The longer we go without everyone getting vaccinated, the more likely we are to have [these] outbreaks, according to Iser, who said it goes beyond the coronvirus.

Most of those infected in the 2014 measles outbreak at Disneyland were not vaccinated, Iser said.

“My biggest concern is we don’t get children up to date [on their scheduled vaccines] and that yet another outbreak will happen,” said Iser.

How is vaccine hesitancy related to COVID?

According to Iser, some distrust federal agencies tasked with overseeing public health.

“There was one county - which I won’t name - that was going to be given a grant, a large grant, to become its own health district,” said Iser. “But they turned it down because the money was offered by the CDC.

“The [former] head of the FDA goes on TV quite a bit. You’ll see one month she’ll say one thing, and another thing two months later — that’s being transparent,” said Iser.

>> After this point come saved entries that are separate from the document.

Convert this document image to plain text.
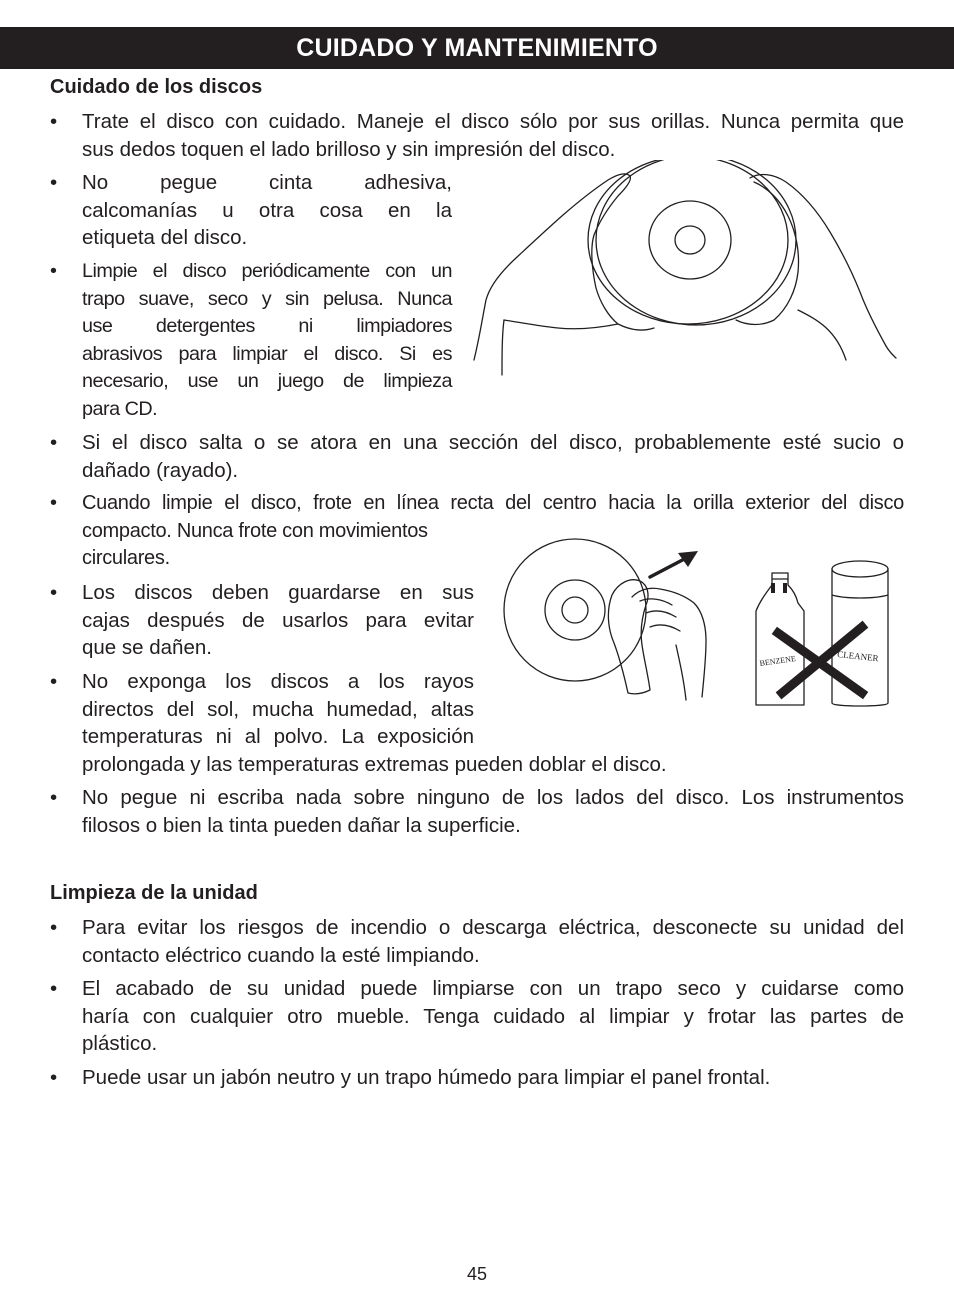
CUIDADO Y MANTENIMIENTO
Cuidado de los discos
• Trate el disco con cuidado. Maneje el disco sólo por sus orillas. Nunca permita que
sus dedos toquen el lado brilloso y sin impresión del disco.
• No pegue cinta adhesiva,
calcomanías u otra cosa en la
etiqueta del disco.
• Limpie el disco periódicamente con un
trapo suave, seco y sin pelusa. Nunca
use detergentes ni limpiadores
abrasivos para limpiar el disco. Si es
necesario, use un juego de limpieza
para CD.
• Si el disco salta o se atora en una sección del disco, probablemente esté sucio o
dañado (rayado).
• Cuando limpie el disco, frote en línea recta del centro hacia la orilla exterior del disco
compacto. Nunca frote con movimientos
circulares.
• Los discos deben guardarse en sus
cajas después de usarlos para evitar
que se dañen.
• No exponga los discos a los rayos
directos del sol, mucha humedad, altas
temperaturas ni al polvo. La exposición
prolongada y las temperaturas extremas pueden doblar el disco.
BENZENE	CLEANER
• No pegue ni escriba nada sobre ninguno de los lados del disco. Los instrumentos
filosos o bien la tinta pueden dañar la superficie.
Limpieza de la unidad
• Para evitar los riesgos de incendio o descarga eléctrica, desconecte su unidad del
contacto eléctrico cuando la esté limpiando.
• El acabado de su unidad puede limpiarse con un trapo seco y cuidarse como
haría con cualquier otro mueble. Tenga cuidado al limpiar y frotar las partes de
plástico.
• Puede usar un jabón neutro y un trapo húmedo para limpiar el panel frontal.
45
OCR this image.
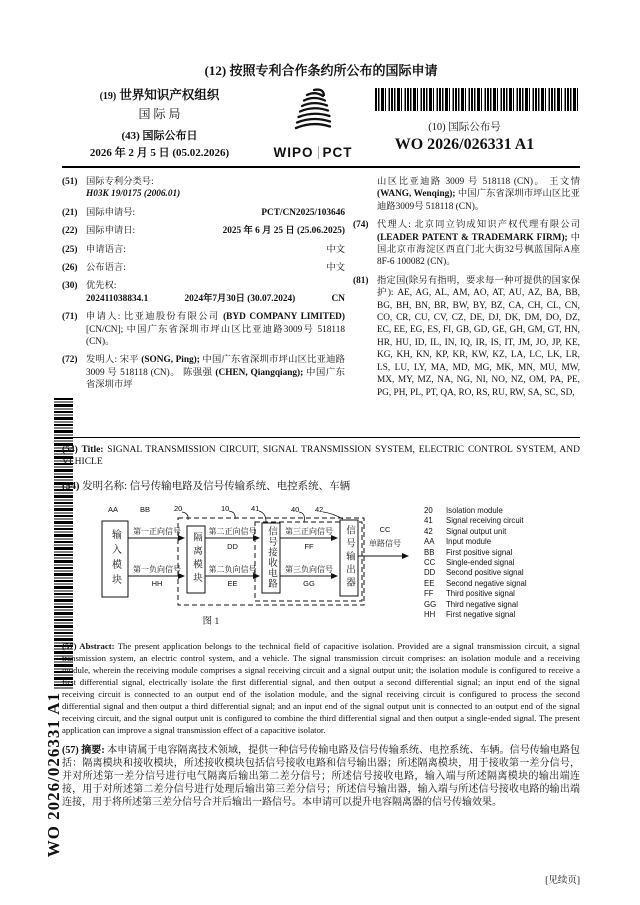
WO 2026/026331 A1
(12) 按照专利合作条约所公布的国际申请
(19) 世界知识产权组织
国 际 局
(43) 国际公布日
2026 年 2 月 5 日 (05.02.2026)	WIPO PCT
(10) 国际公布号
WO 2026/026331 A1
(51) 国际专利分类号:
H03K 19/0175 (2006.01)
(21) 国际申请号:	PCT/CN2025/103646
(22) 国际申请日:	2025 年 6 月 25 日 (25.06.2025)
(25) 申请语言:	中文
(26) 公布语言:	中文
(30) 优先权:
202411038834.1	2024年7月30日 (30.07.2024)	CN
(71) 申请人: 比亚迪股份有限公司 (BYD COMPANY LIMITED) [CN/CN]; 中国广东省深圳市坪山区比亚迪路3009号 518118 (CN)。
(72) 发明人: 宋平 (SONG, Ping); 中国广东省深圳市坪山区比亚迪路 3009 号 518118 (CN)。 陈强强 (CHEN, Qiangqiang); 中国广东省深圳市坪
山区比亚迪路 3009 号 518118 (CN)。 王文情 (WANG, Wenqing); 中国广东省深圳市坪山区比亚迪路3009号 518118 (CN)。
(74) 代理人: 北京同立钧成知识产权代理有限公司 (LEADER PATENT & TRADEMARK FIRM); 中国北京市海淀区西直门北大街32号枫蓝国际A座8F-6 100082 (CN)。
(81) 指定国(除另有指明，要求每一种可提供的国家保护): AE, AG, AL, AM, AO, AT, AU, AZ, BA, BB, BG, BH, BN, BR, BW, BY, BZ, CA, CH, CL, CN, CO, CR, CU, CV, CZ, DE, DJ, DK, DM, DO, DZ, EC, EE, EG, ES, FI, GB, GD, GE, GH, GM, GT, HN, HR, HU, ID, IL, IN, IQ, IR, IS, IT, JM, JO, JP, KE, KG, KH, KN, KP, KR, KW, KZ, LA, LC, LK, LR, LS, LU, LY, MA, MD, MG, MK, MN, MU, MW, MX, MY, MZ, NA, NG, NI, NO, NZ, OM, PA, PE, PG, PH, PL, PT, QA, RO, RS, RU, RW, SA, SC, SD,
(54) Title: SIGNAL TRANSMISSION CIRCUIT, SIGNAL TRANSMISSION SYSTEM, ELECTRIC CONTROL SYSTEM, AND VEHICLE
(54) 发明名称: 信号传输电路及信号传输系统、电控系统、车辆
AA	BB	20	10	41	40 42
输入模块	隔离模块	信号接收电路	信号输出器
第一正向信号
第一负向信号
HH
第二正向信号
DD
第二负向信号
EE
第三正向信号
FF
第三负向信号
GG
CC
单路信号
图 1
20	Isolation module
41	Signal receiving circuit
42	Signal output unit
AA	Input module
BB	First positive signal
CC	Single-ended signal
DD	Second positive signal
EE	Second negative signal
FF	Third positive signal
GG	Third negative signal
HH	First negative signal
(57) Abstract: The present application belongs to the technical field of capacitive isolation. Provided are a signal transmission circuit, a signal transmission system, an electric control system, and a vehicle. The signal transmission circuit comprises: an isolation module and a receiving module, wherein the receiving module comprises a signal receiving circuit and a signal output unit; the isolation module is configured to receive a first differential signal, electrically isolate the first differential signal, and then output a second differential signal; an input end of the signal receiving circuit is connected to an output end of the isolation module, and the signal receiving circuit is configured to process the second differential signal and then output a third differential signal; and an input end of the signal output unit is connected to an output end of the signal receiving circuit, and the signal output unit is configured to combine the third differential signal and then output a single-ended signal. The present application can improve a signal transmission effect of a capacitive isolator.
(57) 摘要: 本申请属于电容隔离技术领域，提供一种信号传输电路及信号传输系统、电控系统、车辆。信号传输电路包括：隔离模块和接收模块，所述接收模块包括信号接收电路和信号输出器；所述隔离模块，用于接收第一差分信号，并对所述第一差分信号进行电气隔离后输出第二差分信号；所述信号接收电路，输入端与所述隔离模块的输出端连接，用于对所述第二差分信号进行处理后输出第三差分信号；所述信号输出器，输入端与所述信号接收电路的输出端连接，用于将所述第三差分信号合并后输出一路信号。本申请可以提升电容隔离器的信号传输效果。
[见续页]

Iser hopes the public understands when the head of the FDA changed her rhetoric, the science behind the virus had evolved.

“It will take time and transparency to gain back the public’s trust in vaccinations,” he said.

Getting people up to date on vaccinations

A couple of years ago, Iser received funding from the state and took his mobile services van through Nye County, including Pahrump and Tonopah. They are currently putting together a proposal to help Goldfield, and Esmeralda County where there is a lack of doctors.

“I’m hoping to get grants to accommodate those counties in getting up to date with their health needs and vaccinations,” said Iser.

He expects it will take close to six months to a year to get everybody caught up on their vaccinations.

Iser said he will do a specific county-wide assessment.

The Nevada Public Health Institute went to all of the 14 rural counties and assesed public health systems there. The agency offered help from the preventative medicine point of view about what a board of health should know and what a board of health can do.

The data for that information is expected to be released in June.